It was at the end of the evening that things became particularly spirited. As I added my signature to her purchase, a middle-aged lady engaged me in conversation, expressing her strongly-held opinions about D.I. Helen Grace, my series protagonist. Gripping my arm, she declared: “Helen Grace must get married. And she must have babies. She must be happy…” I was slightly taken aback, but happy to chat, and five minutes later, I got my arm back. Turning to the next customer, I was surprised to see that this lady had a perplexed and unhappy expression. Leaning in close, she whispered: “Helen Grace must never get married. It would be a betrayal of her character….”
I left the event with a slightly bruised arm and plenty to chew on. For these two readers had inadvertently hit upon the key challenge faced by any series writer - how to develop and evolve your protagonist, whilst somehow keeping him or her exactly the same? How do you move their story, their life, their character on, whilst simultaneously keeping hold of the characteristics, flaws and personality that drew readers to your creation in the first place?
It’s an issue that’s been at the forefront of my mind of late, as I pondered where to take Helen Grace next. As I sat down to write the ninth instalment of the series, All Fall Down (out June 11th), I found myself facing a difficult dilemma. At the end of the previous book, Helen had found herself in a fledgling relationship, with fellow officer DS Joseph Hudson. As loyal readers will know, this is an unusual situation for Helen. Because of her difficult family background, her disastrous history with men and her innate desire for privacy, romantic liaisons have been few and far between. So how should I play this one out? Would this end up being yet another near miss for Helen? Or could it be the start of a new chapter for Helen? A new life involving love, commitment or even – whisper it – marriage and kids? A few books ago this would have seemed impossible, but now…?
Such new vistas are exciting for a writer. What would Helen be like in a monogamous, fulfilling relationship? What would she be like if she fell pregnant? Being a parent fundamentally alters your outlook on life, so wouldn’t it be fun to explore this change through my series protagonist? It would no doubt be a challenging, illuminating journey…yet what if it somehow “neutered” her? What would Helen be like if she suddenly had to worry about childcare, or a husband waiting at home, or kids’ birthday parties and the school nativity? Would this be a step too far for a woman who spends her life chasing down vicious serial killers? Would I have lost something by taking her down this path?

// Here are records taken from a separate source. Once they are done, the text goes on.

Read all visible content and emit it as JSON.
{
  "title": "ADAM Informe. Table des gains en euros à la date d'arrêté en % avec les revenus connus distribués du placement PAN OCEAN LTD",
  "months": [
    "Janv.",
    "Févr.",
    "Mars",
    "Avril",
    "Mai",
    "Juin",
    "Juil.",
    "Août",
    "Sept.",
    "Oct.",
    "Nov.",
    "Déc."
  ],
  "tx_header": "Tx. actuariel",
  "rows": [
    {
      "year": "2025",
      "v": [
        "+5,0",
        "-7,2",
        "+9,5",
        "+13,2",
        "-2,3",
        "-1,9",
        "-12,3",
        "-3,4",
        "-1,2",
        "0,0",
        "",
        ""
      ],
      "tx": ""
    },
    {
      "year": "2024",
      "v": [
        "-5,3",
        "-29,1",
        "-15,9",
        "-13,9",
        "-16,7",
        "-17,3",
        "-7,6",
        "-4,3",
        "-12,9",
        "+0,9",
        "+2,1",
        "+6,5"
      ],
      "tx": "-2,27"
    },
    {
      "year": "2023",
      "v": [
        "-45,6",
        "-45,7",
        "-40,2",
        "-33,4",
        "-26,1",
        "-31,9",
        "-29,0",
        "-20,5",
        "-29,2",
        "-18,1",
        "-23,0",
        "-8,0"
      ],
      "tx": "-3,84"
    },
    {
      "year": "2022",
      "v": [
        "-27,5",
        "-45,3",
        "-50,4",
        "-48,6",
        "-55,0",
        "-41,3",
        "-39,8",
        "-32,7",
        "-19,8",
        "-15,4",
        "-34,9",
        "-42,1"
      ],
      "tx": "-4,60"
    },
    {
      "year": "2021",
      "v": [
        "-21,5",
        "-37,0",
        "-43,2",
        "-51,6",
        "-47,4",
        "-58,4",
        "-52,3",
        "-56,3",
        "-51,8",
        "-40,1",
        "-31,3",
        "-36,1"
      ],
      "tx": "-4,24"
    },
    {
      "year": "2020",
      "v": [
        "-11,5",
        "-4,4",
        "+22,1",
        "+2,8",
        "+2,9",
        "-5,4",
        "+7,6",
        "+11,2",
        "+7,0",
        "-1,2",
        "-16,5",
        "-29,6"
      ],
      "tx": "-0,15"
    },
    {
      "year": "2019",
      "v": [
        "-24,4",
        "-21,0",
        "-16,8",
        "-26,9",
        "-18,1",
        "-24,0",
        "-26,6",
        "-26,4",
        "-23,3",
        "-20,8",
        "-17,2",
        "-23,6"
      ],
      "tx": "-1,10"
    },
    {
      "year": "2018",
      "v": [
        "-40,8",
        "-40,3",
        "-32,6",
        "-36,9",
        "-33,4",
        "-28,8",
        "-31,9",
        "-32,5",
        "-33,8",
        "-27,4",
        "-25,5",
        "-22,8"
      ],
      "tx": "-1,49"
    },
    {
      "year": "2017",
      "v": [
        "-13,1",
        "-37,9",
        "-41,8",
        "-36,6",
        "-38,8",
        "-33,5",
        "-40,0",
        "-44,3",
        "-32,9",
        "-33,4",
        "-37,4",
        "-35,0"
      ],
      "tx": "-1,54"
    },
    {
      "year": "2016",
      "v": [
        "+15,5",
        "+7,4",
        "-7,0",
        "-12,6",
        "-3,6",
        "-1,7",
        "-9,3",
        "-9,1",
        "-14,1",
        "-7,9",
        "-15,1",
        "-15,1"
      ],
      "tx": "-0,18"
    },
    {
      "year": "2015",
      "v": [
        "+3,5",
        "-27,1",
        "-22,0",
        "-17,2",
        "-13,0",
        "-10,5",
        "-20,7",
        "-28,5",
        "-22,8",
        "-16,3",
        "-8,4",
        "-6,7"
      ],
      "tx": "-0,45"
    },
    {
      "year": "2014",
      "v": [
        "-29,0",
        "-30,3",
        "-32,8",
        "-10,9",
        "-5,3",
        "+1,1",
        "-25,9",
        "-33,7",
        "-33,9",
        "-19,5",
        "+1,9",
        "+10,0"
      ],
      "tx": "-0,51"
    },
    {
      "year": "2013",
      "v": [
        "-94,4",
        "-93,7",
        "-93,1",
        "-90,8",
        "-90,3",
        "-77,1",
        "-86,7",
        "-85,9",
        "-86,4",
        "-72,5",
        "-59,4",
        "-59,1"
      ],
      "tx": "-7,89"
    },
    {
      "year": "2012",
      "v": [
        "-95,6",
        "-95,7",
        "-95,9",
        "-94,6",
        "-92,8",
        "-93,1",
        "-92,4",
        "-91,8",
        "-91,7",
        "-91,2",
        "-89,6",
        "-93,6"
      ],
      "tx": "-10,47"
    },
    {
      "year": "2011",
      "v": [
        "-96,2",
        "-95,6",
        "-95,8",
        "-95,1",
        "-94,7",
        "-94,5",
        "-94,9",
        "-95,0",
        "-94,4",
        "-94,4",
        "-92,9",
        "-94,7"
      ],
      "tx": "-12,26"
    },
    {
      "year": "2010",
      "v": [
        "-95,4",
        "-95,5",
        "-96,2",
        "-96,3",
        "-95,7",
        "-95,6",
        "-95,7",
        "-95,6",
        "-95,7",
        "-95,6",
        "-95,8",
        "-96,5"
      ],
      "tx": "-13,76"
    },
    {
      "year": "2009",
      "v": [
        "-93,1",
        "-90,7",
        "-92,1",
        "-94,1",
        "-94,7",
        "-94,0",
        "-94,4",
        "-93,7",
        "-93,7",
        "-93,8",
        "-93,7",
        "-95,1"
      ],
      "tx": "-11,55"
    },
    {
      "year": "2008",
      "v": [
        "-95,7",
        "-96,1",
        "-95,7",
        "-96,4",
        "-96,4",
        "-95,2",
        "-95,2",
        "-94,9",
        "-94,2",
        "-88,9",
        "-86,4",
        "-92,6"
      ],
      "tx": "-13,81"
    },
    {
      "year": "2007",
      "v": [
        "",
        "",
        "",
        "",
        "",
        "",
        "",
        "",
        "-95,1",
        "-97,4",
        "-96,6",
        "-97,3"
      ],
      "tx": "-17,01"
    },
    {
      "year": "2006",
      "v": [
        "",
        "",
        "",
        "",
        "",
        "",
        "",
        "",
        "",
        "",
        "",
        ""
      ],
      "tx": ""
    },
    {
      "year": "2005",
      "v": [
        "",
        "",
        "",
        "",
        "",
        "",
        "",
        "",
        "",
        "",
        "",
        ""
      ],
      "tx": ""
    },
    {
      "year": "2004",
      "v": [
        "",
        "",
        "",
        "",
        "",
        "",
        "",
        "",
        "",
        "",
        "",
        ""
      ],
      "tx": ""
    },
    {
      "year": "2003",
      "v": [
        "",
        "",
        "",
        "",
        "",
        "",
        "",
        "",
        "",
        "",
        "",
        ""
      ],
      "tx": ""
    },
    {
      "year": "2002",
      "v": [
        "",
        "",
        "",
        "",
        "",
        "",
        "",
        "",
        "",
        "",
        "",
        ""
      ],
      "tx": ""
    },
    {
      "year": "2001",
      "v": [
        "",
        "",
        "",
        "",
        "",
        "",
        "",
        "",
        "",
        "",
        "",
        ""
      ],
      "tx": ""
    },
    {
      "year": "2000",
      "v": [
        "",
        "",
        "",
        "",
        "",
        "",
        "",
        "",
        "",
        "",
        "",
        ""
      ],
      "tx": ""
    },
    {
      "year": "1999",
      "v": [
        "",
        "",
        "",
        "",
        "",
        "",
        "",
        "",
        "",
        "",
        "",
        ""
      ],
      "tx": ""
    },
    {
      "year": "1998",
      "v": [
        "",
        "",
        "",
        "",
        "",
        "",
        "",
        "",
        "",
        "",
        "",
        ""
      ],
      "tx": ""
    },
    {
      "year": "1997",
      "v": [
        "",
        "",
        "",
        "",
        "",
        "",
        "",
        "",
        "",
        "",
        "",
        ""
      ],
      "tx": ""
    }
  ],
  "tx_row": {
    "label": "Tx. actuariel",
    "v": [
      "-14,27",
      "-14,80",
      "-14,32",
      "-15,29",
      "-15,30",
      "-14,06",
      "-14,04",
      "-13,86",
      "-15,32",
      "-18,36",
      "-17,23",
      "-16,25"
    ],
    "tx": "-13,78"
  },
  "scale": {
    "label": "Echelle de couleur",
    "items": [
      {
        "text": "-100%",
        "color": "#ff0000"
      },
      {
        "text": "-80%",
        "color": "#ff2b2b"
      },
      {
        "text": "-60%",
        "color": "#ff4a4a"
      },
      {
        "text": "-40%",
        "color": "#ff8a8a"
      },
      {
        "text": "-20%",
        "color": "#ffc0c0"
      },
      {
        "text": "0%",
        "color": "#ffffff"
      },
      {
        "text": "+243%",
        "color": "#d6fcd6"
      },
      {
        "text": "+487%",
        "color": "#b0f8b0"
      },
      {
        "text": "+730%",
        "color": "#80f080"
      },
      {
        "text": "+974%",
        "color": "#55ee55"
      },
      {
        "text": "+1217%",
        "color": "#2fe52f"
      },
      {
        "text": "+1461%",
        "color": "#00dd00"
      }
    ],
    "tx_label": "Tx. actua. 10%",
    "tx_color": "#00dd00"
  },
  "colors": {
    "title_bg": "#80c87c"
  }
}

Many august crime writers have wrestled with this dilemma, coming to very different conclusions as to the best route forward. Lee Child took the bold and brilliant decision not to age his protagonist Jack Reacher, making him an ageless, mythic hero, dispensing justice wherever he goes. Sadly, I’ve missed that boat with Helen, who’s proved unable to cheat the ageing process, so perhaps I should follow the lead of Ian Rankin and Michael Connolly. Their brilliant creations, John Rebus and Harry Bosch, have aged more or less in real time, so their physicality, attitude, abilities have changed over the years. Their drive and desire for justice has remained undimmed, of course, but both have had to adapt to changing conditions (as they stepped away from being a police officer) and growing personal limitations, leading to an interesting deepening of their characters. Or perhaps I should take a lead from long form TV drama (my day job) – where the golden rule for any series protagonist is that you take them on a long, difficult journey over the arc of the story…only to land them right back where they started come the end.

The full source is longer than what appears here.